A provision of MLR 2017 (as amended), for example, requires firms to apply enhanced due diligence when dealing with customers in high-risk countries identified by the European Commission under Article 9.2 of 4MLD, except where the customer is a branch or majority-owned subsidiary of an EEA-regulated firm. The Brexit amendment to MLR 2017 retains the provision of article 9.2 but replaces the reference to the EEA with a third country with regulation equivalent to 4MLD. With this, the scope of the exception now extends to branches and subsidiaries in jurisdictions outside the EEA.
A similar effect is seen in customer risk assessments under MLR 2017 (as amended), and the factors that firms must consider when deciding whether to apply enhanced or standard due diligence. Following the Brexit amendment, firms assessing credit or financial institutions may consider the fact that the customer is based in a jurisdiction that implemented the 4MLD in its national law as a factor decreasing risk. Previously, that applied only to those customers in countries directly transposing 4MLD.
These are the exceptions, however. In general, the requirement to review relationships in light of the amendments and the need to assess robustness of the AML legislation across EEA states will likely increase workloads significantly.
A Way Out?
What benefit that increased workload will bring is open to question. After all, the jurisdictional risk of EEA states has not changed since January. Neither have many of the firms that are now required to conduct enhanced due diligence.
It may be that the government steps in. It could, for instance, in its next iteration of its National Risk Assessment—expected from the Treasury mid-year—acknowledge correspondent banking remains a high-risk sector but make an exception within the EEA. The FCA (up to now curiously quiet on the Brexit changes) also has the power to publish sector views on risk that regulated firms must consider. Again, it could use this to limit the required due diligence for transactions involving EU firms. So far, though, there’s no sign of either. Perhaps, given that some EEA banks have been central to the recent big money laundering scandals, the apparent hesitancy to step in is not entirely misplaced.
In any case, in the absence of such relief, firms should carefully review the changes the amendment has brought in and begin their review of due diligence for relationships and transactions across the EEA.

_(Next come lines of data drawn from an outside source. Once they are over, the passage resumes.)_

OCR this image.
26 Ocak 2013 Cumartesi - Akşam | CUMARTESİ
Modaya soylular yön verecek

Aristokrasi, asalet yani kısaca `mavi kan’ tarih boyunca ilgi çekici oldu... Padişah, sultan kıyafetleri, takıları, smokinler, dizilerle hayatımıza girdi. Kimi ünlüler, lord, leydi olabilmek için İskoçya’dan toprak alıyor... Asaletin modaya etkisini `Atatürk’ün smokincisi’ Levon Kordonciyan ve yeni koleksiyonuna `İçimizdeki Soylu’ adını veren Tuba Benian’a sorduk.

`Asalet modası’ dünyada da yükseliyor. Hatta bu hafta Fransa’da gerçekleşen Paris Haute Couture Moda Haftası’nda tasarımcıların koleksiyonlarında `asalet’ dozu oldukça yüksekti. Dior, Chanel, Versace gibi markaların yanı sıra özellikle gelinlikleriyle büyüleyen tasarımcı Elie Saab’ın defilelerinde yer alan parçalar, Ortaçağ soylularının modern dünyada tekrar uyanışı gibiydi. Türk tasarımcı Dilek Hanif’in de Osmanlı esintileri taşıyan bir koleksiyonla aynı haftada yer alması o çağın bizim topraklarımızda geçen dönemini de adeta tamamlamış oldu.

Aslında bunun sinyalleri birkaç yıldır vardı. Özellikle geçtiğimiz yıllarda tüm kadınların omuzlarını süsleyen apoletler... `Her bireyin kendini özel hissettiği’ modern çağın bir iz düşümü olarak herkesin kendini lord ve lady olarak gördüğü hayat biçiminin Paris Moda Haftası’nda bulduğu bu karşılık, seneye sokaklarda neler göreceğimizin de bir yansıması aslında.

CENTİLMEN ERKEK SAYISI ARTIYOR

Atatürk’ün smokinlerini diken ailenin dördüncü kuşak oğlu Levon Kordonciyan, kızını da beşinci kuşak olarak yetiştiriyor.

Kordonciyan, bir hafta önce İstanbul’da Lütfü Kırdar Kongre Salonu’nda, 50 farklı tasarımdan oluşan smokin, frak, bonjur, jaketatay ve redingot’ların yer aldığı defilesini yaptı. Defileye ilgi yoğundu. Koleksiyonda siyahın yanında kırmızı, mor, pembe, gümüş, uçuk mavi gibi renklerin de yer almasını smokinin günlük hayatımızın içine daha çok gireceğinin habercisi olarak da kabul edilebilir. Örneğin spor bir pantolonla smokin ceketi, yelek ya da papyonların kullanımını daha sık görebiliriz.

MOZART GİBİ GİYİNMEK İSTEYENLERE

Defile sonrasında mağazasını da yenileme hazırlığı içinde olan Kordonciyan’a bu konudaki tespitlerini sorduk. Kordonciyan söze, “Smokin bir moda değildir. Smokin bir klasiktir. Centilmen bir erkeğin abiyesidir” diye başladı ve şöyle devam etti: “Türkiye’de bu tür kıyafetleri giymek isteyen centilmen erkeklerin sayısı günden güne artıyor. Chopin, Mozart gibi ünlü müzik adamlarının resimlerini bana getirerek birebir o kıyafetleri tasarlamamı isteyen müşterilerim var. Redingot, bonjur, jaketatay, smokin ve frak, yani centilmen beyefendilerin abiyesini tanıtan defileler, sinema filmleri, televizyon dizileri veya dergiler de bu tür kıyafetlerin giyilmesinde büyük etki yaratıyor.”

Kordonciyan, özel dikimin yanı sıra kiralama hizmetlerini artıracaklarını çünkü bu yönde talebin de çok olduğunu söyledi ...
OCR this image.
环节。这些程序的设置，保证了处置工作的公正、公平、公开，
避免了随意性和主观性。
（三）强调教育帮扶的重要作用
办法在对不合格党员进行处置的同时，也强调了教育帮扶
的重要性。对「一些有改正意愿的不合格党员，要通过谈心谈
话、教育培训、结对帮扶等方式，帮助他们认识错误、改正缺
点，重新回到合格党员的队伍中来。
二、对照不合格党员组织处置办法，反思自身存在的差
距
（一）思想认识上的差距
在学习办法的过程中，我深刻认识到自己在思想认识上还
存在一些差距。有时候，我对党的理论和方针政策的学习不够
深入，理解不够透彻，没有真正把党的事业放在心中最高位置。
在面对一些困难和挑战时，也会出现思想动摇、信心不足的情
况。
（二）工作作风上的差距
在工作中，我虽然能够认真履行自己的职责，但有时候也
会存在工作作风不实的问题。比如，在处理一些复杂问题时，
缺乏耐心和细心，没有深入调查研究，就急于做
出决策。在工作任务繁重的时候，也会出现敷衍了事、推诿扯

This article was first published in Compliance Matters on May 12, 2020.
This article is part of Duff & Phelps’ Global Regulatory Outlook 2020 series.
1 Previously there was an assumption that all EEA member states that implemented EU directives have equivalent AML legislation even though some member states have only implemented the bare minimum. As such, in practice some member states were never “equivalent” to the UK, which took a more stringent approach.